Siden’s remarks were part of the Global Forum on Innovation in Health Professional Education’s six-part workshop retrospectively exploring perspectives and decision-making processes of various education stakeholders at the start of the pandemic. In her opening of the workshop, Erin Patel, acting chief of health professions education for the Office of Academic Affiliations at the Veterans Health Administration, acknowledged the challenges experienced by students and the entire health professions education system as it pivoted in response to each new institutional decision based on changing pandemic situations. With support from 19 health professional students, the workshop planning committee organized and conducted the workshop according to its Statement of Task (Box 1-1).

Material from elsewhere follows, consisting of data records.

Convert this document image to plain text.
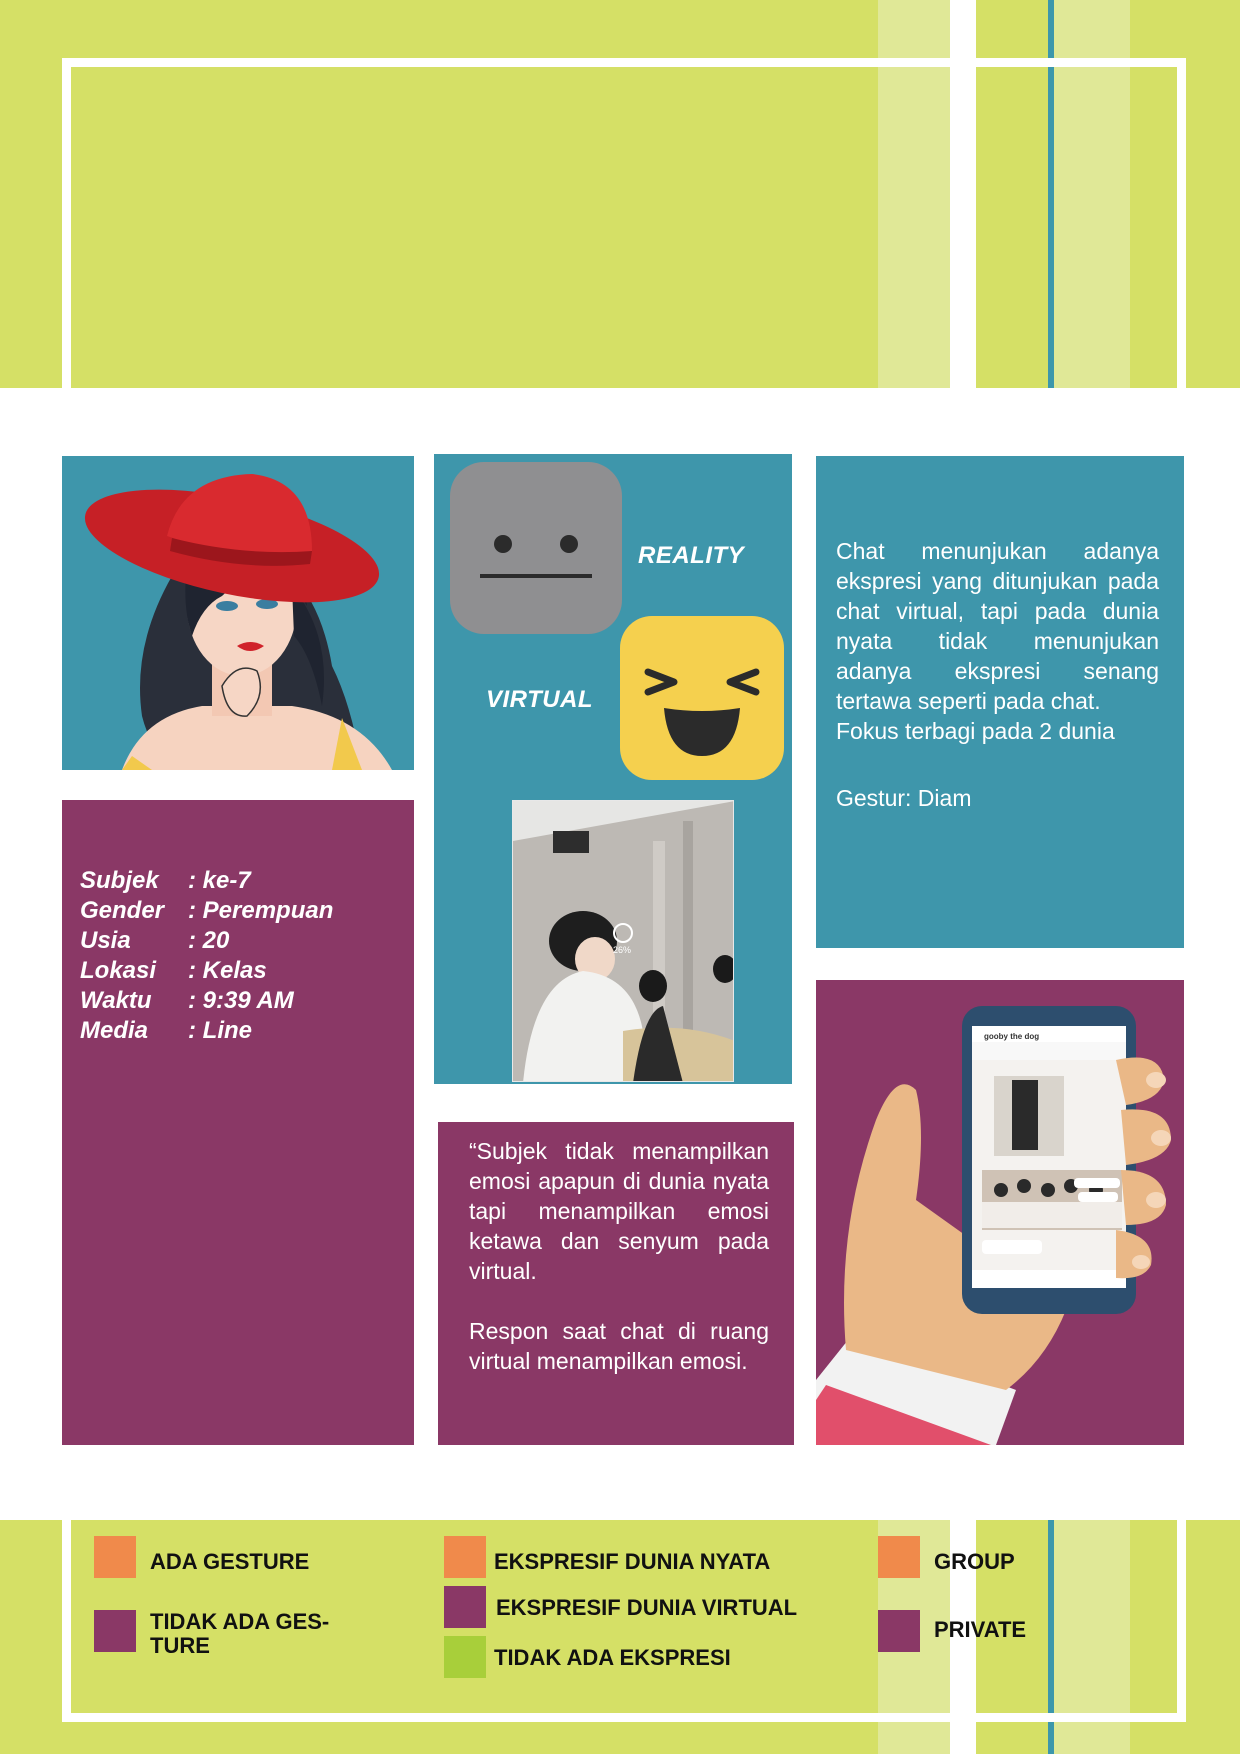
Subjek	: ke-7
Gender : Perempuan
Usia	: 20
Lokasi	: Kelas
Waktu	: 9:39 AM
Media	: Line
REALITY
VIRTUAL
26%
“Subjek tidak menampilkan emosi apapun di dunia nyata tapi menampilkan emosi ketawa dan senyum pada virtual.
Respon saat chat di ruang virtual menampilkan emosi.
Chat menunjukan adanya ekspresi yang ditunjukan pada chat virtual, tapi pada dunia nyata tidak menunjukan adanya ekspresi senang tertawa seperti pada chat.
Fokus terbagi pada 2 dunia
Gestur: Diam
gooby the dog
ADA GESTURE
TIDAK ADA GES- TURE
EKSPRESIF DUNIA NYATA
EKSPRESIF DUNIA VIRTUAL
TIDAK ADA EKSPRESI
GROUP
PRIVATE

A goal of the workshop sessions, said Robert Cain, president and chief executive officer of the American Association of Colleges of Osteopathic Medicine, was to consider the decision points during the pandemic when academic leaders had to think through the ramifications of going down a particular path. At each juncture, leaders conducted risk–benefit
assessments, identified questions that needed to be answered, consulted colleagues, and considered how all stakeholders—students, faculty, administrators, patients, licensing and accreditation bodies—would be affected. These determination points were gathered into a decision tree as a way of encouraging discussions, said Cain, and evolved throughout the workshop sessions to further deepen stakeholder thinking and interactions. The workshop sessions included facilitated discussions to draw upon individual experiences, as participants critiqued and added to the decision tree which, said Cain, could facilitate dialogue in health and education systems faced with crises beyond the current pandemic situation.
WORKSHOP SESSIONS
The first five workshop sessions—held virtually on September 30, October 27, November 5, November 11, and November 22—focused on different aspects of decision making during the early days of the pandemic. Chapter 2 describes the first session, in which three health professional educational leaders outlined their process for making the decision to remove learners from in-person clinical and community experiences based on a variety of external and safety factors. Chapter 3 is a summary of the second session describing what educators and administrators from unique situations (i.e., the Uniformed Services University and pathology) considered when deciding to keep learners’ education in person. Chapter 4 is based on the November 5 session that was organized and moderated by the 19 students and trainees who provided their perspectives on learning and serving during a public health crisis. Chapter 5 looks at cultural safety considerations for learners across professions, and Chapter 6 presents discussions on external factors that decision makers might consider, especially within accreditation and regulation.
Workshop sessions included presentations, breakout group discussions, and question-and-answer sessions. Each session involved a different group of stakeholders who gave insights into what they experienced during the COVID-19 pandemic, said Patel, and how those experiences shaped their perspectives on the role of learners in the health system during a time of crisis. Cain presented a new version of the decision tree at the opening of each session, which was used as a tool to spark discussion among workshop attendees (see Appendix B).
In the sixth and final workshop, held on December 8, summarized in Chapter 7, participants used the decision tree to test its function in three hypothetical unique emergency situations in three different breakout groups. Leaders of the breakout groups reported their discussions to the rest of the group, and participants shared personal observations and suggestions for potential next steps (see Appendix B).